4 Eylül 2010 Cumartesi

ÖLÜMÜ DE KUSACAĞIM



çınar ağaçları ölüm orucunda
hasarat ayaklarımla geldim geceye
bu şehir şimdilik şurda unutulsun
uzun bir bıçak vardı ya avucumda
kendi kendini kanatırdı sessizce


sevdiğim adamın adı: sokak adları
sokak atları ve sokaksız yalnızlığım
içimde tuzlu bir mağma taşırmışcasına
yüzüme geldim yüzümde kuru çam yaprakları
çamlar dediysem inanmanız da gerekmez
pencerelerden sarkıtılan
kaçık erkek çorapları... aaah! ölüm!
zulmettikçe hicvedeceğim seni
içeceğim anasını satayım
kusacağım da! her yere bakan gözlerimle...
tut elimden istanbul!
tut elimden pis orospu!
tut ki elim sana bir mektup gibi kanasın
tut ki elim bir an olsun sıcak
bir an olsun bir sübyan ağlayışı gibi
imzasız kalsın!




Küçük İskender

2 yorum:

Adsız dedi ki...

ölümcül acılar içindeyim
nerdesin

Edip dedi ki...

Mutluluk girdabında yollar hep çıkmaz sokak. Verilen adresler farklı yollar engebeli yolcu şaşkın üzgün ve kızgın Menzile ulaştıracak araçta da sorunlar çok. Zira bazen yolda kalıyor Bazen irili ufaklı kazalar geçiriyor.

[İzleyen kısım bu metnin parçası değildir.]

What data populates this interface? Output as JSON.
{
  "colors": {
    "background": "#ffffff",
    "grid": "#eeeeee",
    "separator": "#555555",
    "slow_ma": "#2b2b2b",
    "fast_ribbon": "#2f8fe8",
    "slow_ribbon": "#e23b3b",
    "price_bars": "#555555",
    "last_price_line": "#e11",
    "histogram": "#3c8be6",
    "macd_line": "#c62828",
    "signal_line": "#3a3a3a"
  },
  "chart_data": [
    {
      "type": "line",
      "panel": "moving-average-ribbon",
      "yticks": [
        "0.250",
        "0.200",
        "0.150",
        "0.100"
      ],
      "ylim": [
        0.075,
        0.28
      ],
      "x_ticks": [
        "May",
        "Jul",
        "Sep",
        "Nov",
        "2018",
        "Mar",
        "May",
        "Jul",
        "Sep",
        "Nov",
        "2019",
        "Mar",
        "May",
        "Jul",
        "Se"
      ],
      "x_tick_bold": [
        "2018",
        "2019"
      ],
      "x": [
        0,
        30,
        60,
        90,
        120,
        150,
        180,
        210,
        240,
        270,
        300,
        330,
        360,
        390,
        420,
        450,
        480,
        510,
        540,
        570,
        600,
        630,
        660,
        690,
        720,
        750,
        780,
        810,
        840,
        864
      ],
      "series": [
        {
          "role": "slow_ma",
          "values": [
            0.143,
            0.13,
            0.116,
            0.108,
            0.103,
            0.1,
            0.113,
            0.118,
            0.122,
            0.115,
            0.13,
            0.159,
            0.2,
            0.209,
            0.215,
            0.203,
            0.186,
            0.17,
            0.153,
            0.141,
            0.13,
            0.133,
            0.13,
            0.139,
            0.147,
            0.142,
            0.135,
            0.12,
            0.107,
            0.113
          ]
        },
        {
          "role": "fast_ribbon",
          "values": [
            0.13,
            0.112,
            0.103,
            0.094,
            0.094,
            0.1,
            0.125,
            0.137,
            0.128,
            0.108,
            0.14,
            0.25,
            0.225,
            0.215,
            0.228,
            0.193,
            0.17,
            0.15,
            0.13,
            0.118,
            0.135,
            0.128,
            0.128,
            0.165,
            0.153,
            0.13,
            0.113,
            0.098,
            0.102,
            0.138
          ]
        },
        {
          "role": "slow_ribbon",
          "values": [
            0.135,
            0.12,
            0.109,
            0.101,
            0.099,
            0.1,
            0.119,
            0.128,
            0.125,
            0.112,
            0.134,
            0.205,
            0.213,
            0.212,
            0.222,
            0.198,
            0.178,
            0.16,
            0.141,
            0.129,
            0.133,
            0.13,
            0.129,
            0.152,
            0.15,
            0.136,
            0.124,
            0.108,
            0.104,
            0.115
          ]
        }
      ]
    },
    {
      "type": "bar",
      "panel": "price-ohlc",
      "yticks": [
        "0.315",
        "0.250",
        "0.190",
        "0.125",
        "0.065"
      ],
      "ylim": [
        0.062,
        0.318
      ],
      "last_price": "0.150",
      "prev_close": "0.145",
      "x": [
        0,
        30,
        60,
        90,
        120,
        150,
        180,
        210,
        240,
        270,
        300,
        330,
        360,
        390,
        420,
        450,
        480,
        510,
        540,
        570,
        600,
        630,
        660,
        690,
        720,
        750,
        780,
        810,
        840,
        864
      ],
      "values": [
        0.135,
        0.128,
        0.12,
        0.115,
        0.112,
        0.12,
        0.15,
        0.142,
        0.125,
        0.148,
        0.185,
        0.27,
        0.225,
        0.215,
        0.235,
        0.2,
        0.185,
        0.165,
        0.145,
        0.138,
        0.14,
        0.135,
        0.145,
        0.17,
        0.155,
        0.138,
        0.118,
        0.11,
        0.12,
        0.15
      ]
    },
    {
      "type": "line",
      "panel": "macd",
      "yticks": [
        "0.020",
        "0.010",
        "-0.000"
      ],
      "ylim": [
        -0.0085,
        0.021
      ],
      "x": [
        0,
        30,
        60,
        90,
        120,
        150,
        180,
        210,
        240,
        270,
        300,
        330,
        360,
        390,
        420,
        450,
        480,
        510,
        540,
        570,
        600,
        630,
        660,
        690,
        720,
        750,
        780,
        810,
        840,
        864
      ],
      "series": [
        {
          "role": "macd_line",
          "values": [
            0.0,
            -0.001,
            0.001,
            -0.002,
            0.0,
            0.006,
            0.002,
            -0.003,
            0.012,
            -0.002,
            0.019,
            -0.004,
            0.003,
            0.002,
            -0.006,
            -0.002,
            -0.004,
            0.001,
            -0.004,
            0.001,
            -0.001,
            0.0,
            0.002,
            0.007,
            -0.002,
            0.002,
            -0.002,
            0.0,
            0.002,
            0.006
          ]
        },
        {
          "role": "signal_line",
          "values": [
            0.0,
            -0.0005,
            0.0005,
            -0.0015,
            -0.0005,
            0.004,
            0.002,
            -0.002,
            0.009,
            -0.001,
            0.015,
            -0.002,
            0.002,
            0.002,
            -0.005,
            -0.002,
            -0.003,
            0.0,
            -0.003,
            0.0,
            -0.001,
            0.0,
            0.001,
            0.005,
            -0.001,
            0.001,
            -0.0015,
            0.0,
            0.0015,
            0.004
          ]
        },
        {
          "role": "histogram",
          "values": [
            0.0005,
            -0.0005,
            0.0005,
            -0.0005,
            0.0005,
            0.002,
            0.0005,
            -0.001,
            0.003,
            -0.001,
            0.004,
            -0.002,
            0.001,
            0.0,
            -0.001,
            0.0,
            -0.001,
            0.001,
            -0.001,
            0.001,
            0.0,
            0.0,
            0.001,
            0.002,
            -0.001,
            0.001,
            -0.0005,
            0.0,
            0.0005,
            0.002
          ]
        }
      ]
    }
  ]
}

Hedefdeki nokta tek ama, ya güzargahlar değişmiş yada araçlar. Belirlenen o noktaya ulaşılamıyor.

İnsanoğlunun aslı adem yani yokluk yani hiçlik bir zerre kadar bile olmayan bu insancıklar neden var olduklarını ispata kalkışırlar sürekli Küçücük dünyalarına büyük büyük duygularını sığdırma çabaları nedendir. Yalnızlığa niye razı olmak istemezler Oysa daha dünyaya gözlerini açtıkları o ilk günden beri tek başına olduklarını bildikleri halde.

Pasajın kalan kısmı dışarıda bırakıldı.